年末に注文していた池澤夏樹の短編集「きみのためのバラ」新潮社、2007がようやく届いた。

ある意味、池澤らしくないとっつきやすさ、分かりやすさ、面白さですぐに読み終えた。昨年評判が高かったのもよく理解できる。

しっかりと池澤らしい作品であるが、加藤周一「幻想薔薇都市」(まぼろしのばらのまちにて)岩波書店、1994と類似性があるように思えた。

地球上のあちこちを歩きまわり何ヶ国語も操るという外面だけでなく、世界への向き合い方の本質的なところでの類似。

短編集全体を通じて、言葉だけでしかつなぐことのできない世界のありようが多面的に描かれる。これは本当のところ決して分かりやすいものではないだろう。労働と言語を人間の「本質」と考える尾関周二の言語論にも通じるものがある気がする。

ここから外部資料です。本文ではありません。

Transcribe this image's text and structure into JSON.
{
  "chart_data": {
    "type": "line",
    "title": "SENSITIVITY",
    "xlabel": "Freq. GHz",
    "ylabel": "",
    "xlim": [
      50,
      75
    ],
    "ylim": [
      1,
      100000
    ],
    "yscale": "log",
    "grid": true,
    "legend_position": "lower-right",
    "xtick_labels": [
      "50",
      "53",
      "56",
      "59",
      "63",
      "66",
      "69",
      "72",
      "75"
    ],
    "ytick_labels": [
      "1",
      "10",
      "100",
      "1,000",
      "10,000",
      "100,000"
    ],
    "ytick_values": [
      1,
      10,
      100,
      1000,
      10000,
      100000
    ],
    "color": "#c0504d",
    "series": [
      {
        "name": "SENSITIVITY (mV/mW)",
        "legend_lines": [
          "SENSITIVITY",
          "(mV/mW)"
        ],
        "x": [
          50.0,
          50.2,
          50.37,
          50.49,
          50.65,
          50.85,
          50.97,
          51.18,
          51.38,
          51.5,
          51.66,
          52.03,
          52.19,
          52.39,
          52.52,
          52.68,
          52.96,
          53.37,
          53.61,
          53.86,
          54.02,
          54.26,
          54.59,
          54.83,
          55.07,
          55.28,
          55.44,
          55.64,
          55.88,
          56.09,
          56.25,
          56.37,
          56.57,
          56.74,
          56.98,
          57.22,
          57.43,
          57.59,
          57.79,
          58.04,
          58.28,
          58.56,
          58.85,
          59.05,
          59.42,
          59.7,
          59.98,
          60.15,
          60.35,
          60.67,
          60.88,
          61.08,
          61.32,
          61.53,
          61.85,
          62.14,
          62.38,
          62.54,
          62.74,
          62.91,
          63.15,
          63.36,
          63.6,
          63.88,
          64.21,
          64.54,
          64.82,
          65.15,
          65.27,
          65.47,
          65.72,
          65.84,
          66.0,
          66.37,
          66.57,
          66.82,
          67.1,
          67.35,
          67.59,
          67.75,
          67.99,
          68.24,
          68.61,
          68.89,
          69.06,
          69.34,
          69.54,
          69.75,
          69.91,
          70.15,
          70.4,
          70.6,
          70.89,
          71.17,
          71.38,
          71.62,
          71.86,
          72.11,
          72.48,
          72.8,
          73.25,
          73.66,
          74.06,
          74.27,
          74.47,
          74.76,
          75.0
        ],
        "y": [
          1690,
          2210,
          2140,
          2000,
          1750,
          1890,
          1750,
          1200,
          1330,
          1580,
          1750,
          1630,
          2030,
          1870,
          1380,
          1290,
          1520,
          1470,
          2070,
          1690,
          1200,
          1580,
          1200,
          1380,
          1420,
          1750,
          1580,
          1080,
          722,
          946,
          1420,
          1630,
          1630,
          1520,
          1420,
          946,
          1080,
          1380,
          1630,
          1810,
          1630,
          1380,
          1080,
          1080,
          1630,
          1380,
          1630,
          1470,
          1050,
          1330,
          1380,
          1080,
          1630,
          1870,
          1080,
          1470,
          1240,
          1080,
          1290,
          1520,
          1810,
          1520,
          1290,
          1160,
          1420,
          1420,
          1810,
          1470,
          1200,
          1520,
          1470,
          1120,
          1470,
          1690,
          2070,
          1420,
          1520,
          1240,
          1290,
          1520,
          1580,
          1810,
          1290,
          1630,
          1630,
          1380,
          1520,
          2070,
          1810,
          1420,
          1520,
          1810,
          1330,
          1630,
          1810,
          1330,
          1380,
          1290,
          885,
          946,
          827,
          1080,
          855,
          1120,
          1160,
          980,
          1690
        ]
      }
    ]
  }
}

各作品はどれも面白いが長編「花を運ぶ妹」文芸春秋、2003の主人公が再び登場するバリ島を舞台にした「レギャンの花嫁」に注目した。作品群を横断して同一の登場人物が登場するという方法は多くの作家が使っているが、池澤もこのやり方で次々物語を膨らましていくのだろうか。

そこで、僕が思いついたのは、僕の好きな小説の登場人物や評論家を借用して、彼らが僕のストーリーの中で動き回るという小説である。

たとえば李恢成「見果てぬ夢」講談社、1986の主人公と加藤周一がソウルで会話するというシーンから物語を動かしてみよう・・・。

もっとも、李恢成『死者と生者の市』文芸春秋社、1996の中自体に、加藤周一氏が名前を変えてではあったが一登場人物になっているので、それだけでは面白くもなんともないのだが。